In those moments when I think about the one who betrayed me (don’t worry – it’s not my husband!) and I start to feel the pain again, I redirect those thoughts and the pain toward the Cross and I remember the Betrayal of Christ. It had to happen that way. Betrayal is what brought hope and redemption and a real Foreverland. Betrayal opened up possibilities of reconciliation in our dark world as well as certainty of reconciliation in our Forever World.

But in this in-between time, in our “stories in the middle,” we struggle through the “how” of a resurrection life in the midst of a broken world where we might not get the “I’m sorry” and we might not be able to have the relationship we once had. Forgiving the betrayer is difficult and forgetting is nearly impossible. And if there are moments when you are forced to face the betrayer, you have to choose between either getting in a sword fight or walking away. Or maybe you choose imperfect reconciliation.
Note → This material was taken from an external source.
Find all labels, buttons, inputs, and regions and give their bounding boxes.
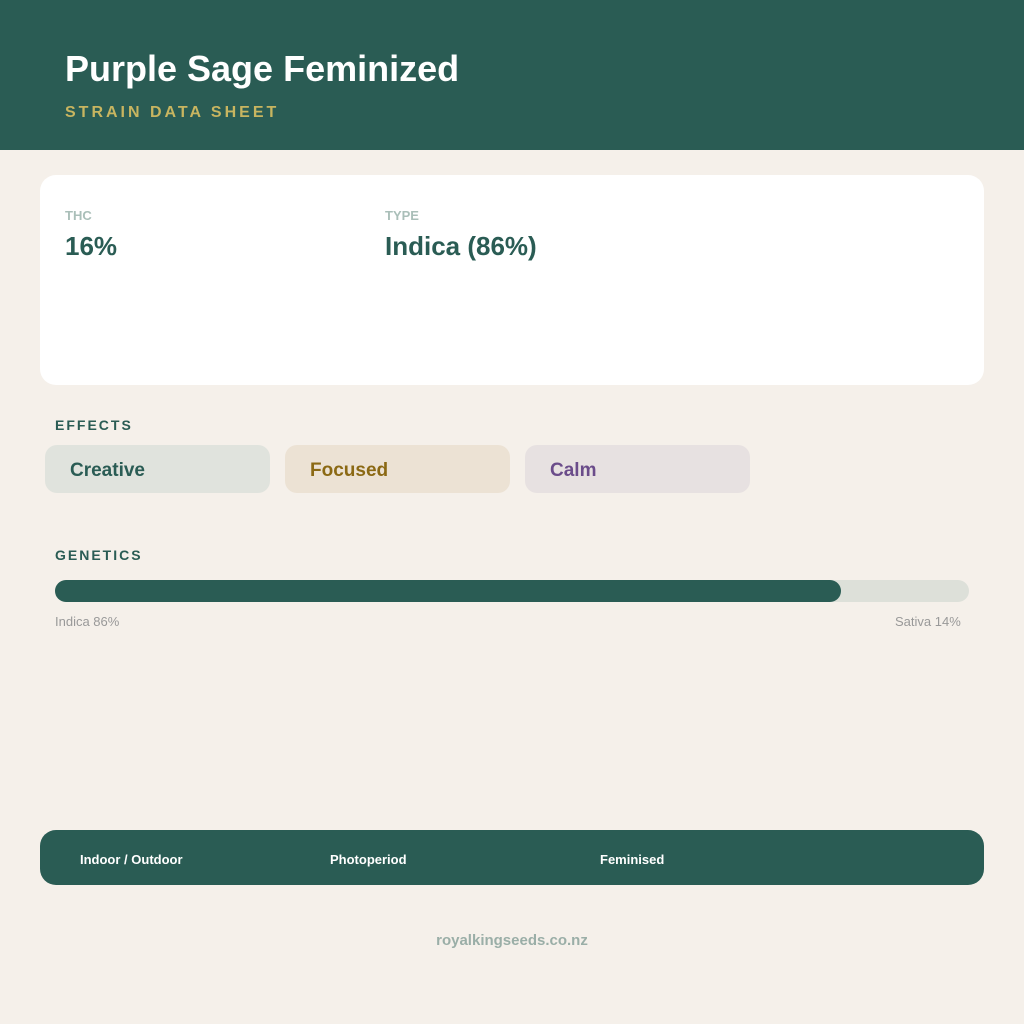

Or, because you are not strong enough to constantly face the betrayer, you have to leave and find a new community. This one is tough on two fronts. It gets complicated to know how to continue relationships from the old community because no one knows the full story of the betrayal. Not even the betrayer. Not even the betrayed. But what can be known is often rejected because most people, especially Christians, don’t know what to do with stories of betrayal. It’s too threatening. The fantasy world must be preserved at all costs.

On the other front, because the betrayal has torn down your fantasy of the community you were in, it raises questions of what was real and what was not. If you are fortunate, you start to re-engage a new community but it’s with the condition that authenticity, honesty and brokenness are celebrated alongside reconciliation, redemption and a lot of patience with each other. And there’s no guarantee you’ll get it. If you were fooled once, who’s to say, you won’t be fooled again. It takes a lot of faith and trembling to step back in and risk once again.

The only answer is a new perspective of the fantasy world and the “real” world. It can only be found at the Cross. It can only be gained through repentance. It can only be understood through the Gospel story that takes my past, my present “middle” and my future and offers healing, hope and eventual reconciliation, even with my betrayer.

In Christ’s “Neverland” we will never grow old. And we will never be betrayed again.
    Then I saw “a new heaven and a new earth,” for the first heaven and the first earth had passed away, and there was no longer any sea. I saw the Holy City, the new Jerusalem, coming down out of heaven from God, prepared as a bride beautifully dressed for her husband. And I heard a loud voice from the throne saying, “Look! God’s dwelling place is now among the people, and he will dwell with them. They will be his people, and God himself will be with them and be their God. ‘He will wipe every tear from their eyes. There will be no more death’ or mourning or crying or pain, for the old order of things has passed away.” (Rev. 21:1-4) 
Neverland was a good story---but I like this one better.